With any technology that is valuable and used effectively, it becomes a point of differentiation and that becomes a competitive advantage. Over time that competitive advantage becomes a profit driver, that eventually lowers the costs of capital leading to a virtuous cycle:
LLMs and AI are unlikely to replace agronomists or any agribusiness professional. They have limitations and I’m certain have been over hyped by many. They do, however, present an opportunity for professionals and organizations to gain an upper hand for an array of tasks and actions that can benefit them long term.
For more on LLMs, check out the article I wrote last month on ChatGPT Implications for Agriculture.
2. 22 Mental Hacks for Agribusiness Leaders - Upstream Ag Insights
Over the past few years of Upstream, I have published a “professionals tips” based article for new University and College grads entering the agriculture industry. With it being graduation season, I thought I would re-share it again as it is one of the most popular articles I have written.
One of the most commonly cited pieces of feedback I received around it originally is that it shouldn’t be emphasized to just new grads but all agribusiness professionals.
Taking that into account, in 2022 I adjusted the focus toward agribusiness professionals of all experiences. I emphasized mental models that are useful on a day-to-day basis within the industry.
I won’t claim the principles to be novel for many or all-encompassing.

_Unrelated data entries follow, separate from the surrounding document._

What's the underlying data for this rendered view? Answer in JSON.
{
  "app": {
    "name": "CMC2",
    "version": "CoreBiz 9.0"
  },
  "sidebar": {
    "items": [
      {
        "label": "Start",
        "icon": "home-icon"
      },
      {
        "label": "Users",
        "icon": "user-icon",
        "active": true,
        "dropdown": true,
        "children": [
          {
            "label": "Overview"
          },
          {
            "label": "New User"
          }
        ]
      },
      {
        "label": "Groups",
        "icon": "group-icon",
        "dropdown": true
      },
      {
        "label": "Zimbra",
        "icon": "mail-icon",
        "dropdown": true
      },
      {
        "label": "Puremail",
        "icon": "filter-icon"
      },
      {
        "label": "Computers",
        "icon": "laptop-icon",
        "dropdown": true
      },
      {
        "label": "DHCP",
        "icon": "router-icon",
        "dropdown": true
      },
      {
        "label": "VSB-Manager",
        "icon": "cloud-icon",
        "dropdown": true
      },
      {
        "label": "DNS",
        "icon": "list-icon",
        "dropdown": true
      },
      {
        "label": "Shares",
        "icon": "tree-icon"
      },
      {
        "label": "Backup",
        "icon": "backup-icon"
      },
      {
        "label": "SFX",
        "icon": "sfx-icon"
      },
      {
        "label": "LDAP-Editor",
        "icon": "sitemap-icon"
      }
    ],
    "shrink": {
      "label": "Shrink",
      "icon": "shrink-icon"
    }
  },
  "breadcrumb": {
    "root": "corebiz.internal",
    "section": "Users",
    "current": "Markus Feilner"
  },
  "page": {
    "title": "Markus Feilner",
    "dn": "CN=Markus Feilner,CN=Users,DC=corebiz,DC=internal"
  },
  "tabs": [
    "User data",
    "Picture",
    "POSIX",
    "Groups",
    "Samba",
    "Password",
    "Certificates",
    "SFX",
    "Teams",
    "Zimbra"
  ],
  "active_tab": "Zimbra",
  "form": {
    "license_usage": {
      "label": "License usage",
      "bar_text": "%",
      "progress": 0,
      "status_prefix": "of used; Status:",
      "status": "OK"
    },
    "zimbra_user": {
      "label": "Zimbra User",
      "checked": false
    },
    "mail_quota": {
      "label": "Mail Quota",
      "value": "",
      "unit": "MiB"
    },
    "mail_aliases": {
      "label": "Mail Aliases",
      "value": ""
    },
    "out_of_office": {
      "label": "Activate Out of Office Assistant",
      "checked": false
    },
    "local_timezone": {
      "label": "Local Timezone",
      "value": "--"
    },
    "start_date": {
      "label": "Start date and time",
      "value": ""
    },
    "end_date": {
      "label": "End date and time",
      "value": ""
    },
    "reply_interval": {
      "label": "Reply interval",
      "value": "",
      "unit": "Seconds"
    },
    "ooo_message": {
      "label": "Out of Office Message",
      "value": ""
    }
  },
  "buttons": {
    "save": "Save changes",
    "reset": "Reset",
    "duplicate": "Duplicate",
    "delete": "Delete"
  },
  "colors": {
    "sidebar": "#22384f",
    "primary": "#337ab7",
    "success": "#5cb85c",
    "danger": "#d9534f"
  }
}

Still, I know the 22 principles act as a constant reminder to help improve my output, critical thinking, professional development, and discipline.
These 22 mental models stem from what I've learned thus far in my career and are the aspects that have had a disproportionate impact on me.
3. UPL Wants Half of its Revenue to Come from Biopesticides - AgroPages
The title of this article is misleading, and it stems from the fact that “sustainable” gets interchanged with “biopesticides."
About 7% of UPL’s business today comes from their Natural Plant Protection (NPP) product line, which generally contains biological-based products. This works out to around USD 400 million in 2022 with USD 6.2 billion in revenue.
What UPL is actually targeting is for 50% of their revenue to come from differentiated and sustainable products by 2027, which 29% comes from today.